アストラムが低く跳躍する。まるで何らかの飛翔体のように高速で接近し、双頭斧の薙ぎ払いから、大きく翻って捻りをかけつつ、縦に振り下ろす。バロンは薙ぎを左腕で受けるも、火花を散らしながら表皮を削り取られ、続く縦振りを後退して躱す。橋に突き刺さった双頭斧を引き抜きつつ尾側の刃を振り上げ、その振りの勢いに任せて頭上で腕を一回転させてもう一度振り抜き、そのまま体をしならせて蹴りを繰り出し、空中を蹴って後退する。バロンは双頭斧による二回攻撃を防御し、蹴りを左手で強く弾き返し、飛び退く彼女へ闘気を繰り出して、想定外に吹き飛ばす。アストラムは空間を大きく使って立て直し、着地する。
「攻めが甘いな、バロンの旦那」
「……どうだか。競技ならば消極的なのは問題だろうが、これはあくまで死合いだ。無理に絵面を派手にする必要もない」
「んなら、一足先に地獄に墜としてやるよ!」
アストラムの表皮はヘドロ状の闘気に覆われる。竜化したようだ。如何にもな爪が歪に生え揃った左腕を伸ばして、貫かんとする。しかし地面から湧き出た鋼の盾が左腕を切断し、バロンは光の速さで彼女へ肉薄する。当然、守りの薄くなった左半身へ拳を繰り出す。双頭斧はその長さゆえに超近接戦闘向きではなく、だがアストラムは、胴体から爪と似たような鋭利な突起を生成し、一気に伸ばすことでバロンを貫く。力むことで全て砕くが、生じた隙を潰しきれず、バックステップから大きく振りかぶったアストラムの一閃が直撃し、大きく後退させられる。
「……ふむ」
「旦那、あんたも感じてるんじゃねえのか。ここは物足りない。いや、永遠に戦い続けることそのものが、求める快楽とは程遠いってことを。戦いに飢えてるならわかるはずだぜ、死んでも蘇るって事実は、この上なく戦いを白けさせるってことを」
「……すまんがアストラム。僕は、戦いを惰性のものにしたい。何の緊張もなく、何も思わず、ただひたすらに、戦い続ける。それが僕の望む戦いの世界だ」
「はんっ、まああんたのことを否定するつもりはねえよ」
双頭斧の尾側を橋に突き刺し、振り抜く。するとヘドロの波が橋いっぱいに広がり、バロンへ突き進む。バロンも竜化し、鋼の波を生み出して迎え撃つ。
「なあ旦那よ、俺に足りなかったのはなんだと思う」
「……さてな」
アストラムは右手に幻影剣を生み出す。
「つっても俺は、大概何でも出来んだ。だが足りねえのは……」
そして握り潰す。
「腕力だよ、単純にな」
彼女は力み、身を屈める。すると背から一対の巨大な腕が生えてくる。急に飛び上がり、背腕を揃えて橋に叩きつける。一直線にヘドロが沸き上がり、続く猛獣のごとき気迫の接近から、殆ど後隙など考慮していないような豪快な薙ぎ払いを繰り出してくる。
「……違うな、アストラム」
薙ぎ払いが届く前に黒鋼の右腕の振り上げによって胴体に斜めの傷がつけられ、そこに、両手を合わせた掌から鋼の激流が放出され、アストラムは吹き飛ぶ。立ち上がるとともに彼女の体に纏わりついていたヘドロの鎧が消える。
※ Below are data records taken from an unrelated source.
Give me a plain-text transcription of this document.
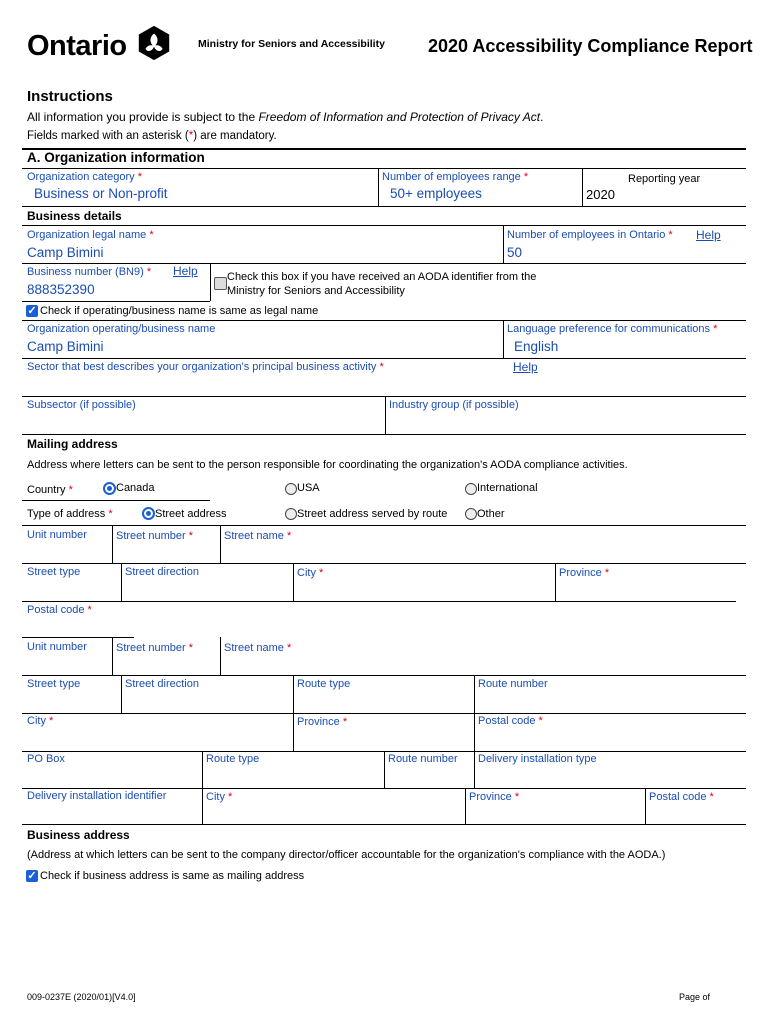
Ontario	Ministry for Seniors and Accessibility 2020 Accessibility Compliance Report
Instructions
All information you provide is subject to the Freedom of Information and Protection of Privacy Act.
Fields marked with an asterisk (*) are mandatory.
A. Organization information
Organization category *
Business or Non-profit
Number of employees range *
50+ employees
Reporting year
2020
Business details
Organization legal name *
Camp Bimini
Number of employees in Ontario * Help
50
Business number (BN9) * Help
888352390
Check this box if you have received an AODA identifier from the
Ministry for Seniors and Accessibility
✓ Check if operating/business name is same as legal name
Organization operating/business name
Camp Bimini
Language preference for communications *
English
Sector that best describes your organization's principal business activity *	Help
Subsector (if possible)	Industry group (if possible)
Mailing address
Address where letters can be sent to the person responsible for coordinating the organization's AODA compliance activities.
Country *	Canada	USA	International
Type of address *	Street address	Street address served by route	Other
Unit number	Street number *	Street name *
Street type	Street direction	City *	Province *
Postal code *
Unit number	Street number *	Street name *
Street type	Street direction	Route type	Route number
City *	Province *	Postal code *
PO Box	Route type	Route number Delivery installation type
Delivery installation identifier	City *	Province *	Postal code *
Business address
(Address at which letters can be sent to the company director/officer accountable for the organization's compliance with the AODA.)
✓ Check if business address is same as mailing address
009-0237E (2020/01)[V4.0]	Page of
「……君の中には実に多くの力が渦巻いているが……君自身はどこに行った」
「……?」
「……それがわかったらまた相手をしよう」
黒鋼は竜化を解きつつ、濃霧の向こうに立ち去った。
「ちっ、後味悪ぃな」
ぼやきつつも、アストラムは橋の欄干に腰かけて休憩するのだった。